The X-Files is a story about two FBI agents, Fox Mulder (David Duchovny) and Dana Scully (Gillian Anderson), as they try and solve cases in the paranormal division. The cases range from people claiming to be psychics to alien abduction and much more.
For those of you that are still skeptic, don’t worry; you’ll fit right in. I was worried about this show. A Sci-Fi show about aliens that was made in the early 90s doesn’t sound like it will be all that good. But, The X-Files pulled it off. I think it was helpful to have a character that was skeptical as well. Dana Scully is a medial professional turned FBI agent. She cannot, and will not believe that the paranormal is real, even after seeing all of these cases. Having this character helps reassure viewers that they aren’t crazy for not thinking a serial killer is actually a man eating the fat off of women to feed this need for essential oils (yes, that is an actual episode).
This show is about the paranormal, but as it continues it becomes about corruption and government agendas over finding truth. “The truth is out there,” is the show’s motto and tagline, but is also what keeps Mulder going. Even when in danger, he knows that he must find the truth. This drive to find the truth often gets himself and Scully into trouble, and we all know what happens when partners are in life-or-death situations.

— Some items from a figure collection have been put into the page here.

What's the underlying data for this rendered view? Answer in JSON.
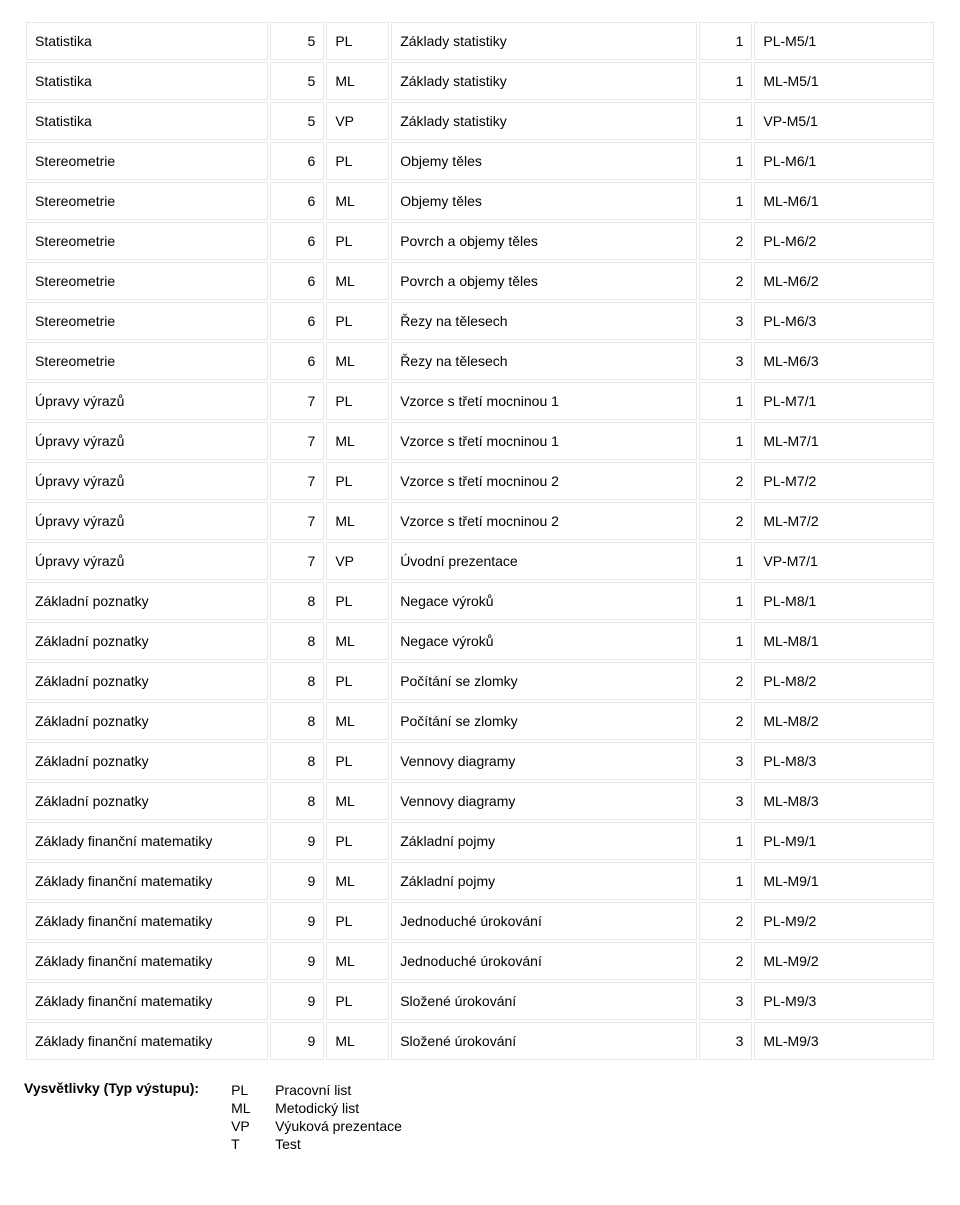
{
  "table": {
    "rows": [
      [
        "Statistika",
        "5",
        "PL",
        "Základy statistiky",
        "1",
        "PL-M5/1"
      ],
      [
        "Statistika",
        "5",
        "ML",
        "Základy statistiky",
        "1",
        "ML-M5/1"
      ],
      [
        "Statistika",
        "5",
        "VP",
        "Základy statistiky",
        "1",
        "VP-M5/1"
      ],
      [
        "Stereometrie",
        "6",
        "PL",
        "Objemy těles",
        "1",
        "PL-M6/1"
      ],
      [
        "Stereometrie",
        "6",
        "ML",
        "Objemy těles",
        "1",
        "ML-M6/1"
      ],
      [
        "Stereometrie",
        "6",
        "PL",
        "Povrch a objemy těles",
        "2",
        "PL-M6/2"
      ],
      [
        "Stereometrie",
        "6",
        "ML",
        "Povrch a objemy těles",
        "2",
        "ML-M6/2"
      ],
      [
        "Stereometrie",
        "6",
        "PL",
        "Řezy na tělesech",
        "3",
        "PL-M6/3"
      ],
      [
        "Stereometrie",
        "6",
        "ML",
        "Řezy na tělesech",
        "3",
        "ML-M6/3"
      ],
      [
        "Úpravy výrazů",
        "7",
        "PL",
        "Vzorce s třetí mocninou 1",
        "1",
        "PL-M7/1"
      ],
      [
        "Úpravy výrazů",
        "7",
        "ML",
        "Vzorce s třetí mocninou 1",
        "1",
        "ML-M7/1"
      ],
      [
        "Úpravy výrazů",
        "7",
        "PL",
        "Vzorce s třetí mocninou 2",
        "2",
        "PL-M7/2"
      ],
      [
        "Úpravy výrazů",
        "7",
        "ML",
        "Vzorce s třetí mocninou 2",
        "2",
        "ML-M7/2"
      ],
      [
        "Úpravy výrazů",
        "7",
        "VP",
        "Úvodní prezentace",
        "1",
        "VP-M7/1"
      ],
      [
        "Základní poznatky",
        "8",
        "PL",
        "Negace výroků",
        "1",
        "PL-M8/1"
      ],
      [
        "Základní poznatky",
        "8",
        "ML",
        "Negace výroků",
        "1",
        "ML-M8/1"
      ],
      [
        "Základní poznatky",
        "8",
        "PL",
        "Počítání se zlomky",
        "2",
        "PL-M8/2"
      ],
      [
        "Základní poznatky",
        "8",
        "ML",
        "Počítání se zlomky",
        "2",
        "ML-M8/2"
      ],
      [
        "Základní poznatky",
        "8",
        "PL",
        "Vennovy diagramy",
        "3",
        "PL-M8/3"
      ],
      [
        "Základní poznatky",
        "8",
        "ML",
        "Vennovy diagramy",
        "3",
        "ML-M8/3"
      ],
      [
        "Základy finanční matematiky",
        "9",
        "PL",
        "Základní pojmy",
        "1",
        "PL-M9/1"
      ],
      [
        "Základy finanční matematiky",
        "9",
        "ML",
        "Základní pojmy",
        "1",
        "ML-M9/1"
      ],
      [
        "Základy finanční matematiky",
        "9",
        "PL",
        "Jednoduché úrokování",
        "2",
        "PL-M9/2"
      ],
      [
        "Základy finanční matematiky",
        "9",
        "ML",
        "Jednoduché úrokování",
        "2",
        "ML-M9/2"
      ],
      [
        "Základy finanční matematiky",
        "9",
        "PL",
        "Složené úrokování",
        "3",
        "PL-M9/3"
      ],
      [
        "Základy finanční matematiky",
        "9",
        "ML",
        "Složené úrokování",
        "3",
        "ML-M9/3"
      ]
    ]
  },
  "legend": {
    "title": "Vysvětlivky (Typ výstupu):",
    "items": [
      {
        "code": "PL",
        "desc": "Pracovní list"
      },
      {
        "code": "ML",
        "desc": "Metodický list"
      },
      {
        "code": "VP",
        "desc": "Výuková prezentace"
      },
      {
        "code": "T",
        "desc": "Test"
      }
    ]
  }
}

Cue the cheesy romance montage
The show starts to give the idea that Mulder and Scully are going to fall in love. This starts with the first episode, the way he looks at the small marks on her back, and carries all the way through season 9.
It does get more progressive, but never is it unbelievable. The writers of The X-Files knew how to make their romance last, and it has even ruined TV relationships for some fans.
So many TV shows put the main characters together too quickly and the show cannot sustain itself after that. Part of the charm of a TV show is the anticipation of a couple getting together. Thankfully this was not one of those, “Let’s rush into it, throw caution to the wind and possibly ruin our friendship and careers because of it,” type of romances. This was a slow progression from friends to “more than friends.”
The only real problem that I had with this show was Mulder’s logic. I understand that, when dealing with the paranormal, logic doesn’t always work. But Mulder has a strange ability to guess exactly what is going on, and even after 5, 6, 7 years of work, people still doubt him.
But… other than this one fault in logic and reasoning (something which the show is not worried about), this is a great show. The stories are new, strange and definitely keep you interested. The multiple plot lines and corrupted characters also tests your ability to keep the facts straight and know whom you can trust.
If you are looking for a new mystery with 90s technology and paranormal theories, this is your show. But if you are looking for a mystery that will put people in jail at the end of each episode, maybe to help you sleep better at night, this is the last show that you should watch.